Electra is a character, but she is also an event: the assassination of Aegisthus and Clytemnestra by Orestes, who in this way avenges the killing of Agamemnon, his father, king of Argos. Orestes is the one holding the sword, it is he who will have to expiate the terrible punishment of the Erinyes. So… what does Electra have to do with this?
Since Aeschylus, Sophocles and Euripides, Electra has been crystallized in her relationship with Agamemnon: she is the one mourning her father’s death, hating her mother and living in anger. A personality or a stereotype that does not do justice to a character whose complexity makes her impossible to define. Perhaps it was attempting to tame this undefinable character that proved to be the hardest task for those who tried to rewrite her over the centuries. Almost as though the rewriting process resembled the excavation of a character; previously hidden amongst the clotted earth in the countryside that skirts the edges of Argos city.
However, resolving Electra is not possible. Agamemnon’s daughter is impossible to explain because she remains unresolved herself.
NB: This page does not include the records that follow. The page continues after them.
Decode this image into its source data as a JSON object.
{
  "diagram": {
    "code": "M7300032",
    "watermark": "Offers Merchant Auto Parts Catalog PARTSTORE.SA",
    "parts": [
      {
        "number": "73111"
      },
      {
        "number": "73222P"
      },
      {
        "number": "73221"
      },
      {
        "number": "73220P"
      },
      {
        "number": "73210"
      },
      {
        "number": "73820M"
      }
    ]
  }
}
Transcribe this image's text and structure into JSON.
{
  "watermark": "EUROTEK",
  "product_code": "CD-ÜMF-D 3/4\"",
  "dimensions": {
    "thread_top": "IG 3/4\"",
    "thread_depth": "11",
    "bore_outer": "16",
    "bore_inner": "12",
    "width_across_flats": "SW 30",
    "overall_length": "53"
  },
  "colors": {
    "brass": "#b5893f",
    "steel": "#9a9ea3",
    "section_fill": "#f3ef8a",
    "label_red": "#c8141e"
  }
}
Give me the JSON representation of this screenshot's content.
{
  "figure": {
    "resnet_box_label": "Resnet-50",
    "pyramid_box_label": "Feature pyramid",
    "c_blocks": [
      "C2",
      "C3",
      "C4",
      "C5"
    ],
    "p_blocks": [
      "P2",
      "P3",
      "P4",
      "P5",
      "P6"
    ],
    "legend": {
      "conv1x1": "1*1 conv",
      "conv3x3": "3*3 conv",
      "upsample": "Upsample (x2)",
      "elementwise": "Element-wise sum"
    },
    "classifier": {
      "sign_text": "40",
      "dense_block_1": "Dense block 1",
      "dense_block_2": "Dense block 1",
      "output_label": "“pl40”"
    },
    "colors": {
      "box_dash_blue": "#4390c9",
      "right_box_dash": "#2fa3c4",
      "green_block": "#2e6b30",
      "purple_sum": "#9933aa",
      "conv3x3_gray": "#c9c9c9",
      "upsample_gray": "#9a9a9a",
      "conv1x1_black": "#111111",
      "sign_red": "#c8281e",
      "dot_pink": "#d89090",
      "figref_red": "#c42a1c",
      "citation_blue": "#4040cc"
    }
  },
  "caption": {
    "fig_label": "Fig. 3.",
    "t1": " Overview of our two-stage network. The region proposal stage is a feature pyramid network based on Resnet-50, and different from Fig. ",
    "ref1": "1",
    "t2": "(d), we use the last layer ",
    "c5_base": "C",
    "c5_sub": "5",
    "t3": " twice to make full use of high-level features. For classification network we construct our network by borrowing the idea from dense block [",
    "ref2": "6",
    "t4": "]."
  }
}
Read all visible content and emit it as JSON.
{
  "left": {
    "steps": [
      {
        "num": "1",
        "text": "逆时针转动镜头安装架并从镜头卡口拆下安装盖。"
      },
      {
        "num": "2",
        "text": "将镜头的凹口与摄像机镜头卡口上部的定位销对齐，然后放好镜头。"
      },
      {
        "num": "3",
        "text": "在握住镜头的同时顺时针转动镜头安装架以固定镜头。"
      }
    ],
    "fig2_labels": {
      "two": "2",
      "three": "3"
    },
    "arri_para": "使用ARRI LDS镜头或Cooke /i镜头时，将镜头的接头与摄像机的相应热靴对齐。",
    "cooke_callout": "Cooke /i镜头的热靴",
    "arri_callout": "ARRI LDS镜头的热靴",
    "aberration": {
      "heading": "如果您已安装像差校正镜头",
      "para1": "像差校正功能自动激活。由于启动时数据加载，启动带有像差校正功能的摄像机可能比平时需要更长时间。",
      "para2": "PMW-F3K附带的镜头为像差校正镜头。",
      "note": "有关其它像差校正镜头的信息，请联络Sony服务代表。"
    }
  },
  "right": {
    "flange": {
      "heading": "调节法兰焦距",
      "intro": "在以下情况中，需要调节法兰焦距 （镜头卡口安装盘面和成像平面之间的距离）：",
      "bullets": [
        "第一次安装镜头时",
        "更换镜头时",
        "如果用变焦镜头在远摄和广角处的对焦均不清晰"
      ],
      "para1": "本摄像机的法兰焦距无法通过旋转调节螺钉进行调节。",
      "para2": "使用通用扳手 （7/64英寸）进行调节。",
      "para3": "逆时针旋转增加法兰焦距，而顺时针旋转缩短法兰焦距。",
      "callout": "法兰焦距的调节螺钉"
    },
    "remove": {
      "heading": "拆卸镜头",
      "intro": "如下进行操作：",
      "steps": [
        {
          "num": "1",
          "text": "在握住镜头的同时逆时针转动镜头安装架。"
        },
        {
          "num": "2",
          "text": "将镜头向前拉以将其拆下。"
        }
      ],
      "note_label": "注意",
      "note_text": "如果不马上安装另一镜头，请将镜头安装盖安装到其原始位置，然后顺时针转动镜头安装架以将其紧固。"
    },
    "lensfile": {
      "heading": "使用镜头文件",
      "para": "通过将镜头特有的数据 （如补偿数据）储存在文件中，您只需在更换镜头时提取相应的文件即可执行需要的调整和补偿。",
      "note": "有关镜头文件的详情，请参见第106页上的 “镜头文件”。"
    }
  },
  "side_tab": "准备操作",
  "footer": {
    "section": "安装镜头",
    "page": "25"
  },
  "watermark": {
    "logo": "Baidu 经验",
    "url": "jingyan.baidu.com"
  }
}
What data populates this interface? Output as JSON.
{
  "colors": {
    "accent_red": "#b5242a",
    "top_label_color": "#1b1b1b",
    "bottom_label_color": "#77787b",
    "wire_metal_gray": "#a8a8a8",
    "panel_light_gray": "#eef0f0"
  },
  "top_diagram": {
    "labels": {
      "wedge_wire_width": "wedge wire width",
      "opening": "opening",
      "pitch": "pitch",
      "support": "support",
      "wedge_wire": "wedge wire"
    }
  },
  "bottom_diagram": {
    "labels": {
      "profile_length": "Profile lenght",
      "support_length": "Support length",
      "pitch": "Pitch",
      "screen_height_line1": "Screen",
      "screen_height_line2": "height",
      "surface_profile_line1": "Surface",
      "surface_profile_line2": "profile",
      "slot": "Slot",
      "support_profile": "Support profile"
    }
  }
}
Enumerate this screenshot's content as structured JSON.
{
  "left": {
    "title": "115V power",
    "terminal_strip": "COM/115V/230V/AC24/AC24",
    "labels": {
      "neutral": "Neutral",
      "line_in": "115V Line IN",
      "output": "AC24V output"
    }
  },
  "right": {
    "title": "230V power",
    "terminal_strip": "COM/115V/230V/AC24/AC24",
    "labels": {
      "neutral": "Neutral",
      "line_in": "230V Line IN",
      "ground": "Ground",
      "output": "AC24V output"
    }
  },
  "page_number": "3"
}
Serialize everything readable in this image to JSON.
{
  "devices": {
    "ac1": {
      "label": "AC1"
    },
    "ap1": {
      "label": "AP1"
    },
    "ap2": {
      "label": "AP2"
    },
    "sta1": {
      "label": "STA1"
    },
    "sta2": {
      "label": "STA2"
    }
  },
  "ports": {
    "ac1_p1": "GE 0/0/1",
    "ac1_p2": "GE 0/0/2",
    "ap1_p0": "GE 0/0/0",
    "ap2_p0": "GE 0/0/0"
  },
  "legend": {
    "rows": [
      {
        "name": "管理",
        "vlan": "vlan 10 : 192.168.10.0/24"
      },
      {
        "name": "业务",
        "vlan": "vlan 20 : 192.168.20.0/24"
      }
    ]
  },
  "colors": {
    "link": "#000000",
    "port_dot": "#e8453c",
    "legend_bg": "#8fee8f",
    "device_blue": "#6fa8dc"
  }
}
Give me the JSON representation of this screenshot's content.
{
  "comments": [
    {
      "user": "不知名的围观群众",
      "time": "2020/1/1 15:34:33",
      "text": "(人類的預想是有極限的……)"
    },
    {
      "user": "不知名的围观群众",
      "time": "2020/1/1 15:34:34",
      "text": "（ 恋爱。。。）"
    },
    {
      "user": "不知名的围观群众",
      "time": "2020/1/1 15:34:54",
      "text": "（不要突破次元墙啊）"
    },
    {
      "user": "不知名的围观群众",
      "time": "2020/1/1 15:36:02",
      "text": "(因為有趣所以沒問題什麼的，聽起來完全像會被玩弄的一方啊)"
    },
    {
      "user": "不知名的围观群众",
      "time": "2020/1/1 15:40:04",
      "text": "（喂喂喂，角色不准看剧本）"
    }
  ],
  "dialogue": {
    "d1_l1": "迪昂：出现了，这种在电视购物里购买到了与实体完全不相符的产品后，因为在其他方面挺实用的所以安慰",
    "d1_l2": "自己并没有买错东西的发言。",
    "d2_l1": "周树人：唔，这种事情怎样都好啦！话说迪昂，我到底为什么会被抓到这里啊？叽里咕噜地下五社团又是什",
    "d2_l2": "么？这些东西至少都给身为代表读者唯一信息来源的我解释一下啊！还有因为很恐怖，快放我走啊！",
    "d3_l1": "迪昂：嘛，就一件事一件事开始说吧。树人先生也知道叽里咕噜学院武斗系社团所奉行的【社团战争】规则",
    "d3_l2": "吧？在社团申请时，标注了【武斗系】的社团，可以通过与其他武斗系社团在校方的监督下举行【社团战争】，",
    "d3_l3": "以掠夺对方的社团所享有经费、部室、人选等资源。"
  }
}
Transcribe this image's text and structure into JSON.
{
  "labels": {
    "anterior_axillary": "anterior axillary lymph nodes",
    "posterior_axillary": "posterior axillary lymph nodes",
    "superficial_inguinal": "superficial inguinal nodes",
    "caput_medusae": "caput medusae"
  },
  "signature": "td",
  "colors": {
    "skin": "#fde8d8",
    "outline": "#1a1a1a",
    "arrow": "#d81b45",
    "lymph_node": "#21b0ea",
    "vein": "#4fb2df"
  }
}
Deprived of a father, a mother, a family and, most of all, an identity: no longer a princess but an exile, married to a poor farmer. No longer in a palace, but in a shelter. Incapable of being a wife and determined not to become mother to a son that could not be the proud holder of the title of prince.
The only roots of Electra’s identity can be traced to her being Orestes’ sister. Orestes: a homeless person with no father nor homeland, who was never taught what it means to be king.
Because Electra does not live the matricide as the person holding the knife.
Electra is the knife.
Once the fatal wounds have been inflicted, once the irreparable harm has been done, she’ll become rust in Orestes’s hands, and an ever-living memory of a murder. We will find her in subsequent events, next to her brother and to Pylades, her future husband, still. But she’ll no longer be herself. Maybe she’ll go back to being called Laodice. Or maybe she will no longer be.